To solve multi-objective optimization problems, we improved the original MOEA/D algorithm by dynamically adjusting the neighborhood sizes and improvement regions and proposed EN-MOEA/ACD-NS. The larger NS can enhance the global search ability. In order to properly adjust the scope of NS, we chose $p_{k,G}$ as the parameter to judge whether to change the NS. At the same time, the expansion of NS is bound to affect the convergence of the population. We can control parameter ${\theta }_i$ and dynamically adjust the convergence direction to improve the convergence accuracy and speed of our algorithm. To test its effectiveness and feasibility, the CEC 2009 standard test instances and the practical problem of jointly retrieving atmospheric ducts were used for numerical simulation experiments. The experimental results demonstrate that EN-MOEA/ACD-NS has a better computational performance, which is close to that of MOEA/ACD-NS, and it has a better convergence and distribution. When retrieving the refractivity parameters only, the improved algorithm can obtain a better retrieved value with the absolute deviation within 3N units. When the number of retrieved parameters increases, the value of ∆₂ becomes larger and the diversity of the solution sets increases, which means that the difficulty of optimal solutions converging to the real values also increases. This new algorithm will provide a new method for the retrieval of atmospheric ducts, which is of great significance for the research of atmospheric ducts.
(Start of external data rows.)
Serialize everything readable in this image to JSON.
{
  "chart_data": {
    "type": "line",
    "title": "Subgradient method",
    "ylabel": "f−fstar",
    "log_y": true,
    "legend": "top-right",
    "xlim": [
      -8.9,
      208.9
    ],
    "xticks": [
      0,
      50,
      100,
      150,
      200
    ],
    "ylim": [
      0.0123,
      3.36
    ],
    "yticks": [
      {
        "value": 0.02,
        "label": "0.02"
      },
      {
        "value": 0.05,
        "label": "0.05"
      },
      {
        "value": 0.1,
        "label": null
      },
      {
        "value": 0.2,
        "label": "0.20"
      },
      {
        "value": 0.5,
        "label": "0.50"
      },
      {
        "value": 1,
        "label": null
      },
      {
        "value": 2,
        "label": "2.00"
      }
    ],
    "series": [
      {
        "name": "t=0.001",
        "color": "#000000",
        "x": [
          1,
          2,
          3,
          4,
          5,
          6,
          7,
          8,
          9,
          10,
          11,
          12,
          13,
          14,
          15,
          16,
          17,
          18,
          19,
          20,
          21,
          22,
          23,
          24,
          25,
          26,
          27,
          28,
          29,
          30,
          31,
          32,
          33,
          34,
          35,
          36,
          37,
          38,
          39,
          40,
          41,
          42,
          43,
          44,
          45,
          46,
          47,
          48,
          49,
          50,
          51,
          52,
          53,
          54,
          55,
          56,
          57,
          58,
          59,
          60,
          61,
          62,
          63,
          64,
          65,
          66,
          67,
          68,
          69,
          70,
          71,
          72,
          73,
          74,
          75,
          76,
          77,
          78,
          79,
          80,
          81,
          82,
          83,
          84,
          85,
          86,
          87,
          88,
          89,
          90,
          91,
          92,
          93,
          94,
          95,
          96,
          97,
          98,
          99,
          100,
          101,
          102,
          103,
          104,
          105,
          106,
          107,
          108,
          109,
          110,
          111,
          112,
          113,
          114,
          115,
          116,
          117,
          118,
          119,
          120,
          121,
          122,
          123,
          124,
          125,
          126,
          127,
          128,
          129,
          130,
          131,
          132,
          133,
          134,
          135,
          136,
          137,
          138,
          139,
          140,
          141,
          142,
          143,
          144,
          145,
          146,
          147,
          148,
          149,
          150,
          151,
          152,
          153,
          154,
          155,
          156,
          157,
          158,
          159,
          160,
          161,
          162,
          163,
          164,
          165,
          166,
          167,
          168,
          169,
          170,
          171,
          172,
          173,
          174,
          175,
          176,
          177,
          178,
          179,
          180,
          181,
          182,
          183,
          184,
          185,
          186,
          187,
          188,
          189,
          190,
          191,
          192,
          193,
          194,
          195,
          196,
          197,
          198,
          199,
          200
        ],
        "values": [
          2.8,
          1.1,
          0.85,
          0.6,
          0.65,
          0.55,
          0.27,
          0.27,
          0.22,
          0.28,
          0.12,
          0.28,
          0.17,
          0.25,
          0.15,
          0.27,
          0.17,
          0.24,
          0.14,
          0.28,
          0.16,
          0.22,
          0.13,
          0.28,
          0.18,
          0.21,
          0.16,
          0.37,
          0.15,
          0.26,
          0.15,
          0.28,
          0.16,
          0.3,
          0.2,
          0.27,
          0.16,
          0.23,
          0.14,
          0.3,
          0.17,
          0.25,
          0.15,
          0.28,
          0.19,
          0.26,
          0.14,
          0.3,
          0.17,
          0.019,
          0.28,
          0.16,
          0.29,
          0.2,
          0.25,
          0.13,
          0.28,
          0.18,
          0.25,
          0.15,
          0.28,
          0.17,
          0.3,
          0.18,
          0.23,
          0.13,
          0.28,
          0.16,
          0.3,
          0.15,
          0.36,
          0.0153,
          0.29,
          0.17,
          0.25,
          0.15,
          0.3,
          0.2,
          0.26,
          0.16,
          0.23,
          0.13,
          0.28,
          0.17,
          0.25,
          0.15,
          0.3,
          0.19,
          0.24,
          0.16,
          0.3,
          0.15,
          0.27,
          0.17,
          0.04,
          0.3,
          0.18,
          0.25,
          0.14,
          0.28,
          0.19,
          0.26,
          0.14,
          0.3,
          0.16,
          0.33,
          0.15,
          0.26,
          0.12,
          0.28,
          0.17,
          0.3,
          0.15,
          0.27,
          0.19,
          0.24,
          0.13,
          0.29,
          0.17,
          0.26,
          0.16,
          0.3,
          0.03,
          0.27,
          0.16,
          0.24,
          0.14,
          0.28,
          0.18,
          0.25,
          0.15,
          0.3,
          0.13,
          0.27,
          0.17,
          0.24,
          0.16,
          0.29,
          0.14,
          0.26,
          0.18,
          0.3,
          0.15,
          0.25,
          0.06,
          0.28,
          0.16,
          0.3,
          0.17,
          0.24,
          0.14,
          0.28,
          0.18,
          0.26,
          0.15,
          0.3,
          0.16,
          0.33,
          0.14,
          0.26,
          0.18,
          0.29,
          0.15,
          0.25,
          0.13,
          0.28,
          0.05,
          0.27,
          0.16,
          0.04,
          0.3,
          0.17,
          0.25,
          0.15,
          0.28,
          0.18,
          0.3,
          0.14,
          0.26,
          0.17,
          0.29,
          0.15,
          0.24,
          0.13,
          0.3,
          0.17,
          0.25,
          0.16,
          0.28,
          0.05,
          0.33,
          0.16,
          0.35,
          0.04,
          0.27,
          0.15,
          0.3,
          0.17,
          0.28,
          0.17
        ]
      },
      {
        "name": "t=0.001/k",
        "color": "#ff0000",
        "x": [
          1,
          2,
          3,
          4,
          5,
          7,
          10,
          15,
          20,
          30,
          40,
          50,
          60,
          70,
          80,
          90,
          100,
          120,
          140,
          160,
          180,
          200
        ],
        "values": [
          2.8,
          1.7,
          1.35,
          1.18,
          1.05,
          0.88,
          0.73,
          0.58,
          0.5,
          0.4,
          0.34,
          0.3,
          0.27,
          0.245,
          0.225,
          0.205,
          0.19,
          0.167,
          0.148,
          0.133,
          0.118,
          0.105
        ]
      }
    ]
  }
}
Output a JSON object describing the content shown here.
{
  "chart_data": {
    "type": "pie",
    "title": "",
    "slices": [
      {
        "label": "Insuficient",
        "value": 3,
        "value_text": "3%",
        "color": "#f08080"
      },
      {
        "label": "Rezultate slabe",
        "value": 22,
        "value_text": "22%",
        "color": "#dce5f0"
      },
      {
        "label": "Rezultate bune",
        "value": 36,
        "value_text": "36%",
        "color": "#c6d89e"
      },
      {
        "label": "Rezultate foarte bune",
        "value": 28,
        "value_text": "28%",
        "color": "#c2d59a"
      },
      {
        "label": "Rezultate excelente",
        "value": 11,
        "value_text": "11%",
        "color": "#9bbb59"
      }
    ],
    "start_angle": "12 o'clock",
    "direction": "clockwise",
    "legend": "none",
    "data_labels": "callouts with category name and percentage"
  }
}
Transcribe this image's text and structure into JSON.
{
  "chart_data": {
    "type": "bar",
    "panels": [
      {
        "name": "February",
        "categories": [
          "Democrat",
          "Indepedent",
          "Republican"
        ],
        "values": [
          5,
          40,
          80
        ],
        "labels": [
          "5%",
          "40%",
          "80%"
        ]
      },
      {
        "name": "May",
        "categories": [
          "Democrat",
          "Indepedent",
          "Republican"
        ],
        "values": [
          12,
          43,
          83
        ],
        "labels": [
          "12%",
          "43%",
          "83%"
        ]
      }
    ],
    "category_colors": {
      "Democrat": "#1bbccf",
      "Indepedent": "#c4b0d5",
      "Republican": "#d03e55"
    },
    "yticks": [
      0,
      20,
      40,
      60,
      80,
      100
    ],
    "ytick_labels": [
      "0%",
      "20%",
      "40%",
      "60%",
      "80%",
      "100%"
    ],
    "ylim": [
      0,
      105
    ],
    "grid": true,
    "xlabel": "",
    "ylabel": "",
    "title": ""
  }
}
The performance of the proposed EN-MOEA/ACD-NS is better than other algorithms in the application of retrieving the atmospheric ducts. However, the NS and ${\theta }_i$ need to be adjusted by experiments according to practical problems. When the parameter evaluation for a real multi-objective problem is complicated, this algorithm will consume a lot of time. In the future, we will make a more detailed analysis on the parameter setting of EN-MOEA/ACD-NS and provide the reference parameter setting intervals under different decision space dimensions and search space dimensions to solve this problem.